Proudhon: il mutualismo anarchico

ANDREA BERNABALE

PROUDHON: IL MUTUALISMO ANARCHICO

« L’anarchia è ordine »

(P. J. Proudhon, “Confessioni di un rivoluzionario”)

Riconosciuto come padre dell’anarchismo moderno, teoria che promuove l’abolizione dello Stato in quanto organizzazione coercitiva, il filosofo e sociologo francese Pierre Joseph Proudhon, nel 1840, diede alle stampe la sua prima opera di impegno politico intitolata “Cos’è la proprietà?”. Nel rispondere alla domanda che si autopone, Proudhon arriva a concludere che la proprietà privata è un “furto” e la sua istituzionalizzazione permette, nella società capitalista, lo sfruttamento delle masse di lavoratori a vantaggio di una minoranza.

Tuttavia, Proudhon non critica solo il capitalismo e la proprietà privata ma pone al cospetto della sua critica anche l’ideologia comunista. Se il capitalismo consente l’aberrante divisione della società in due classi (la dominante e la dominata), il comunismo delega ogni potere all’istituzione centrale, ovvero lo Stato, che diviene onnipervasivo nella società e pianifica l’economia negando, allo stesso tempo, ogni tipo di libertà all’individuo. La negazione delle libertà individuali entra inevitabilmente in collisione con la visione anarchica di Proudhon, la cui essenza è proprio la libertà individuale.

Dopo aver criticato tanto il sistema capitalista quanto quello comunista, Proudhon individua nella teoria anarchica mutualista la soluzione all’organizzazione politica e sociale dei cittadini.

Tale teoria si fonda su un modello federalista in cui il potere è fortemente decentrato tra varie comunità di cittadini, basato su un “sistema di contratti” piuttosto che un sistema in cui tutti sono sottoposti alla legge dello Stato e delle sue istituzioni.
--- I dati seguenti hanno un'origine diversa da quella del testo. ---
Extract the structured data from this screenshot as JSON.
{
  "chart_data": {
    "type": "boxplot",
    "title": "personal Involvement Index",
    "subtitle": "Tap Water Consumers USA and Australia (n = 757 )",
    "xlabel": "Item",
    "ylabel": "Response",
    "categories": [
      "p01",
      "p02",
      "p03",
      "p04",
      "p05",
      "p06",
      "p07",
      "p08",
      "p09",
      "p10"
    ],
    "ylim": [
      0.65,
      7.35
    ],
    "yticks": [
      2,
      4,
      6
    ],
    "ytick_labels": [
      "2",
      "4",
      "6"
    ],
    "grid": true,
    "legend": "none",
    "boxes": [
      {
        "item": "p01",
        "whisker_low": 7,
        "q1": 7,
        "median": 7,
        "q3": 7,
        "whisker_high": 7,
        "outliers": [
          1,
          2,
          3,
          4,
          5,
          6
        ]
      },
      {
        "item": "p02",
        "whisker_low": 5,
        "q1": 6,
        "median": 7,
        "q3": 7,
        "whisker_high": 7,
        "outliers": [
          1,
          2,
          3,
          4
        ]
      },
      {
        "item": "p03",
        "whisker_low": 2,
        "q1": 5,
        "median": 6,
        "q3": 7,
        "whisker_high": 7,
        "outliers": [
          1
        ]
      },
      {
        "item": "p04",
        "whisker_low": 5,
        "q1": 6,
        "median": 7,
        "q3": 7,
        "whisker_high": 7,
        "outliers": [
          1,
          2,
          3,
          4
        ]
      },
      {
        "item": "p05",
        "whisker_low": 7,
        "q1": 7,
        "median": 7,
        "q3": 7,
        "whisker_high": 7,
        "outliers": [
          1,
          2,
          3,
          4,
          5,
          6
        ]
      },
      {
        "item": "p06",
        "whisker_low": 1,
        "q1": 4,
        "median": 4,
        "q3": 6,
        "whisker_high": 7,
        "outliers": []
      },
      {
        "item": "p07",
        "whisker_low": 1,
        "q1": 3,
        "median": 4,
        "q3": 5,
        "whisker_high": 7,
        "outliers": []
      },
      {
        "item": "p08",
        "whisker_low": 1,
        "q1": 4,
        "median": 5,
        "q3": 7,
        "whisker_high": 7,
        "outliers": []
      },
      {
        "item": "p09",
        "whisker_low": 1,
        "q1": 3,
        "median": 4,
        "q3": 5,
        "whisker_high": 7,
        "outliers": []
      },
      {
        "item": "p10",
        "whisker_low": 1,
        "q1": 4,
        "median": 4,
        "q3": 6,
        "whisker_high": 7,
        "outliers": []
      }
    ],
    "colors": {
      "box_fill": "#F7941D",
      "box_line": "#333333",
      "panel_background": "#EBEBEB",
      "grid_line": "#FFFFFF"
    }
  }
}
Lo Stato cessa di esistere, la società si organizza dal “basso” piuttosto che “dall’alto” e il contratto sociale, anzichè essere realizzato tra i cittadini e lo Stato, si realizza tra i cittadini stessi. Tale sistema comporta che la società e gli individui siano dotati di sufficiente moralità e siano guidati dall’idea di bene “comune” piuttosto che di bene “individuale”.

Dal momento che la proprietà è considerata un “furto”, fonte di sfruttamento del lavoratore e i redditi ai quali non è sotteso direttamente il lavoro (reddito da capitale, ad esempio interessi, affitti ecc.) sono riconosciuti come fonti di disuguaglianza, la proprietà nella società anarco-mutualista viene intesa come “possesso-fruizione”. Ovvero, ognuno ha ciò che produce e l’unica fonte di legittimità della proprietà è il lavoro. Ognuno è proprietario di ciò che lui stesso ha prodotto.

In tale ottica, l’anarco-mutualismo di Proudhon si contraddistingue in una società senza Stato, individualista e, in ambito economico, si colloca come terza via tra il collettivismo comunista e la proprietà privata capitalista promuovendo, invece, il “possesso” dei mezzi di produzione da parte dell’individuo.